Повезло, он считал, и ему самому: компанией в пригородном поезде были бы не просто случайные люди, но коли такие билеты продавались на пятерых, то непременно (его предупреждали) – две пары, при которых он оказывался пятым лишним.

Раньше Орочко сходился с людьми легко и охотно, а теперь с этим что-то не заладилось, знакомства застревали после первых же разговоров, так что, зная многих – и никого, он только постепенно понял, что всё дело в его жизни особняком. Обитателям эмигрантских приютов не приходилось искать общества – напротив, некуда было деться друг от друга: днём никто не запирал дверей, все заходили ко всем без спросу, и общежитие становилось одной большой коммуналкой; он же счастливо миновал эту стадию, перезимовав в деревне в компании с собакой, и потом, не привередничая, согласился на первую попавшуюся квартиру, боясь, что если откажется, то последующие предложения будут всё скромнее и скромнее – то с печным отоплением (а таких было немало), то с кухней без окна (таких – побольше), – и в итоге оказался ещё одиноче, нежели был. Любое из трёх городских общежитий жило словно бы одной семьёй, а он во всякой такой семье мог появиться всего лишь гостем. В его же новом доме никто не говорил по-русски.

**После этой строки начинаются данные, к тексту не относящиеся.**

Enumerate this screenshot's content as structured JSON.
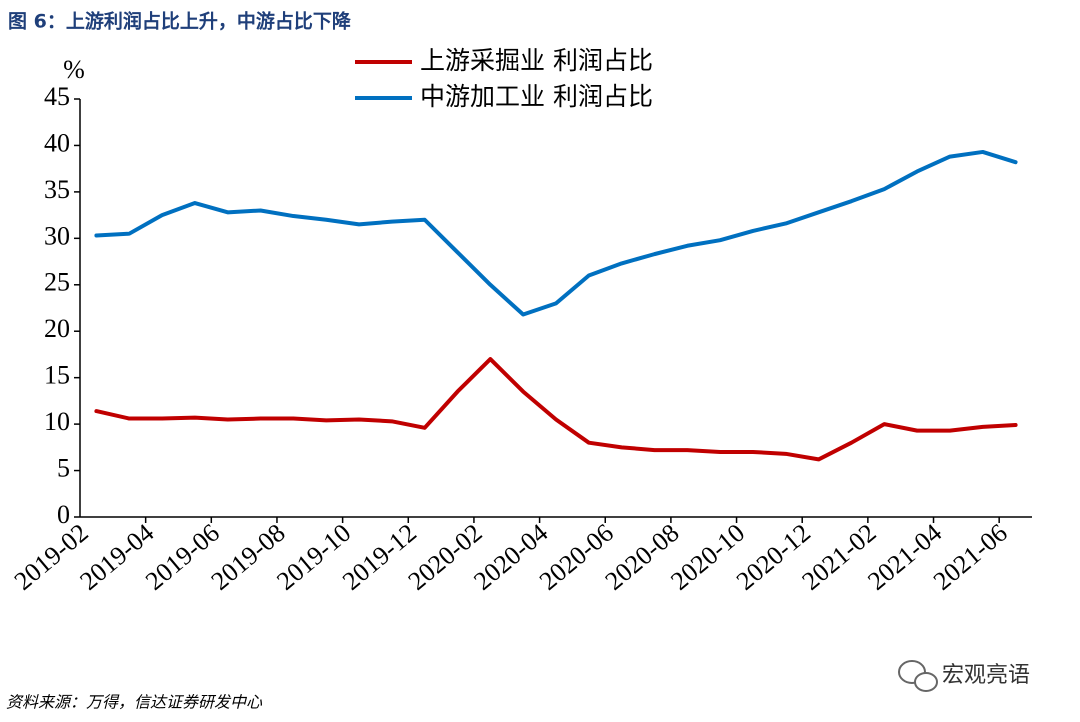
{
  "chart_data": {
    "type": "line",
    "title": "图 6：上游利润占比上升，中游占比下降",
    "y_label": "%",
    "source": "资料来源：万得，信达证券研发中心",
    "watermark": "宏观亮语",
    "categories": [
      "2019-02",
      null,
      "2019-04",
      null,
      "2019-06",
      null,
      "2019-08",
      null,
      "2019-10",
      null,
      "2019-12",
      null,
      "2020-02",
      null,
      "2020-04",
      null,
      "2020-06",
      null,
      "2020-08",
      null,
      "2020-10",
      null,
      "2020-12",
      null,
      "2021-02",
      null,
      "2021-04",
      null,
      "2021-06"
    ],
    "series": [
      {
        "name": "上游采掘业 利润占比",
        "color": "#c00000",
        "values": [
          11.4,
          10.6,
          10.6,
          10.7,
          10.5,
          10.6,
          10.6,
          10.4,
          10.5,
          10.3,
          9.6,
          13.5,
          17.0,
          13.5,
          10.5,
          8.0,
          7.5,
          7.2,
          7.2,
          7.0,
          7.0,
          6.8,
          6.2,
          8.0,
          10.0,
          9.3,
          9.3,
          9.7,
          9.9
        ]
      },
      {
        "name": "中游加工业 利润占比",
        "color": "#0070c0",
        "values": [
          30.3,
          30.5,
          32.5,
          33.8,
          32.8,
          33.0,
          32.4,
          32.0,
          31.5,
          31.8,
          32.0,
          28.5,
          25.0,
          21.8,
          23.0,
          26.0,
          27.3,
          28.3,
          29.2,
          29.8,
          30.8,
          31.6,
          32.8,
          34.0,
          35.3,
          37.2,
          38.8,
          39.3,
          38.2
        ]
      }
    ],
    "ylim": [
      0,
      45
    ],
    "yticks": [
      0,
      5,
      10,
      15,
      20,
      25,
      30,
      35,
      40,
      45
    ],
    "legend": "top"
  }
}
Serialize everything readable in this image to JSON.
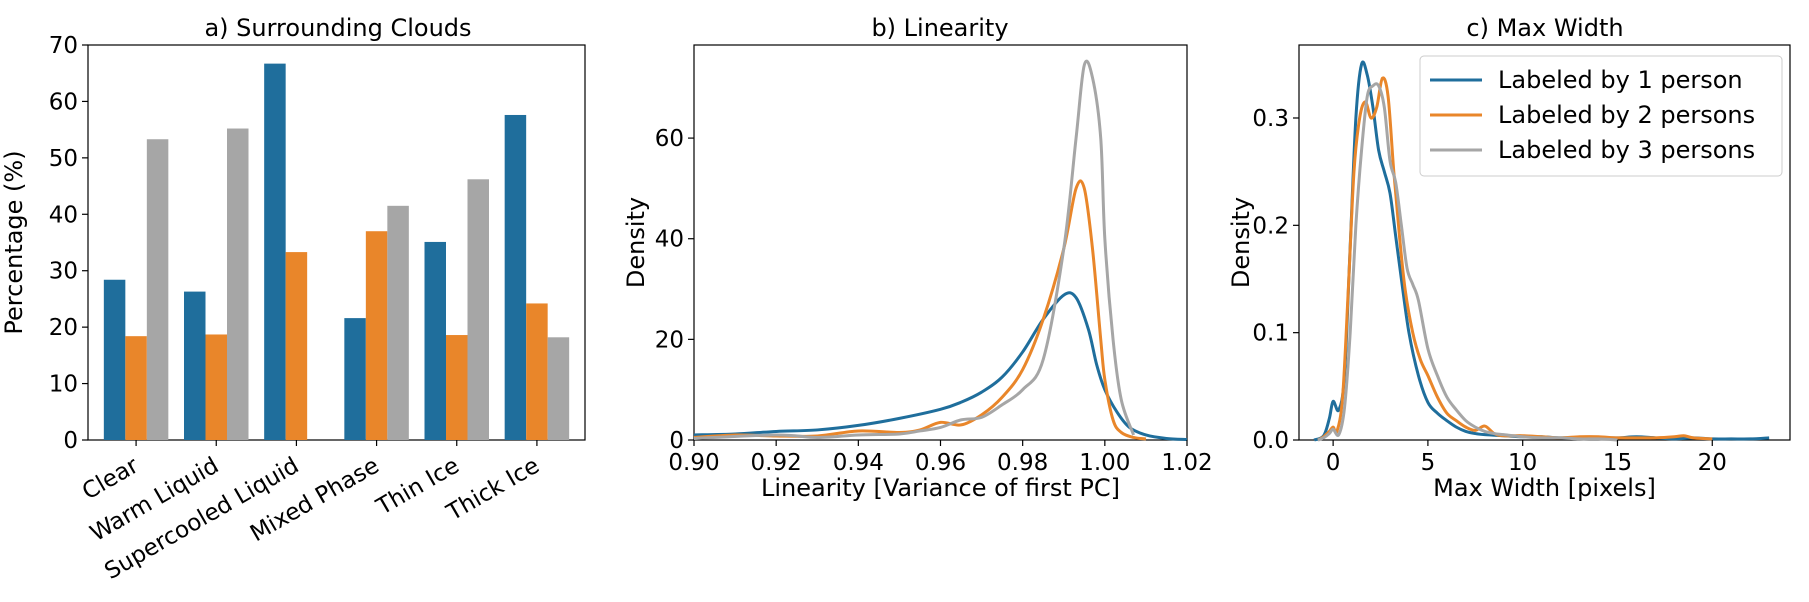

Он поспешил согласиться ещё и потому, что и его мнимая супруга пока жила неподалёку: мало ли что могло случиться с пожилым человеком, а тут под боком обитала как-никак родная душа. О большей близости Захар Ильич и не мечтал – тем более что вообразил, будто Муся успела найти себе пару, чем он, видимо, не должен был огорчаться. В его возрасте не следовало думать о женщинах: полтора десятка лет, разделявшие его с фиктивной женою, виделись не просто арифметической разницей; их двоих словно ставили на клетки разного цвета на игровой доске, чтобы, раз уж ход конём исключался, неповадно было сойтись – на одной. Между тем на разных клетках и думалось по-разному: жена, например, держала себя так, словно только сейчас и начинала жить, а Захар Ильич всё чаще подсчитывал оставшиеся годы, недоумевая, отчего подобные мысли оказываются сложнее прочих. «В действительности, – думал он, – часто случается просто: бросил учеников – и ушёл. А тут бросил – и пропала всякая действительность… Но о чём это я?»